On energy and data delivery in wireless local area networks with RF charging nodes
RIS ID
127512
Abstract
Wireless charging is now a reality. Low-power devices with sensing capabilities deployed within a building for example can now be powered wirelessly via Radio Frequency (RF) transmissions from existing Access Points (APs) that form a Wireless Local Area Network (WLAN). However, an AP cannot transmit frequently to charge devices as it may starve other nearby APs operating on the same channel. Consequently, there is a need to schedule the transmissions of APs to ensure their data queues remain short whilst charging energy-harvesting devices. We present a finite-horizon Markov Decision Process (MDP) to capture the queue states at APs and also channel conditions to nodes. The reward to be optimized is the amount of delivered energy and data. We investigate the following queue selection rules: max weight, max queue, best channel state and random.
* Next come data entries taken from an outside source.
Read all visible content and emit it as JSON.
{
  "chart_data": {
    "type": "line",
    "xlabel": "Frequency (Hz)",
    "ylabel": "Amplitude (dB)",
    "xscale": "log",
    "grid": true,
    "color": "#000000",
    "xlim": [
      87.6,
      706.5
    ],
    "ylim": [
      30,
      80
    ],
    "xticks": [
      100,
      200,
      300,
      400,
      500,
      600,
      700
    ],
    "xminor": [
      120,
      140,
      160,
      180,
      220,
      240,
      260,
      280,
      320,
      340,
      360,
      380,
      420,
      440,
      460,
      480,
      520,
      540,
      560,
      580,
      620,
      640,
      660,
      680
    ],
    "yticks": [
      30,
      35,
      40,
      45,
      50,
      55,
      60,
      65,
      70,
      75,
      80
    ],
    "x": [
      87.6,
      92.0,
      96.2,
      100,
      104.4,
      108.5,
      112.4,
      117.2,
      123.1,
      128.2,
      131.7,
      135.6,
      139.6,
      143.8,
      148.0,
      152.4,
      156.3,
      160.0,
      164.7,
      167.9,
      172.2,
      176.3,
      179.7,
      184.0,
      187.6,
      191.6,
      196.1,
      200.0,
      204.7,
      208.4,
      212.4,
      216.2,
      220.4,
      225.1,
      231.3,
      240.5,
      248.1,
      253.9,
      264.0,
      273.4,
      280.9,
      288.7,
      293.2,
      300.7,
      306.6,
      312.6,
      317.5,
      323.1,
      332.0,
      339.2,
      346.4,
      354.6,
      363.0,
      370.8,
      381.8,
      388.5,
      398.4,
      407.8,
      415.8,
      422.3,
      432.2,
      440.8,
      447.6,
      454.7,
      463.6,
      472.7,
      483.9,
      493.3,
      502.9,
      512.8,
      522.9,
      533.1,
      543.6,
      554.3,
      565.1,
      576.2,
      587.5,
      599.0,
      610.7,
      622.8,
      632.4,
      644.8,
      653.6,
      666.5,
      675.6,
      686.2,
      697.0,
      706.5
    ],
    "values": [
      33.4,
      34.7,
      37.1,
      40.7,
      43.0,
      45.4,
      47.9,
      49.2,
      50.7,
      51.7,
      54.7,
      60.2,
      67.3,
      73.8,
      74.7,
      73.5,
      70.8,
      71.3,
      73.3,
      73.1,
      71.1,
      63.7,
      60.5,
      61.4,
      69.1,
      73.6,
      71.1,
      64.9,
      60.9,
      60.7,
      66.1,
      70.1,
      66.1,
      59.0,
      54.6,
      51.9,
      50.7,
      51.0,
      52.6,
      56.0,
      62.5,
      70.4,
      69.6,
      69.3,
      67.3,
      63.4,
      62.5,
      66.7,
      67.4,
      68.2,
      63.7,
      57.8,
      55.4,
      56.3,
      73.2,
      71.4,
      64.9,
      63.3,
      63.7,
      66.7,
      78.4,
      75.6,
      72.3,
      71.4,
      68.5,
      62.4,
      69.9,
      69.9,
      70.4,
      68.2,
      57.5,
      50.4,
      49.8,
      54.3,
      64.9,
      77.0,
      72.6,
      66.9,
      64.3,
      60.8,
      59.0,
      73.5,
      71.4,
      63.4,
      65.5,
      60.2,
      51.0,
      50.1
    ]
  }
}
Our results show that APs that select the best queue in each time slot according to the max weight rule yields a transmission schedule that has the best reward; i.e., highest delivered packets and energy. Moreover, the obtained reward has the smallest gap to the optimal/exact reward.
Publication Details
K. Chin, "On energy and data delivery in wireless local area networks with RF charging nodes," in 27th International Telecommunication Networks and Applications Conference, ITNAC 2017, 2017, pp. 1-7.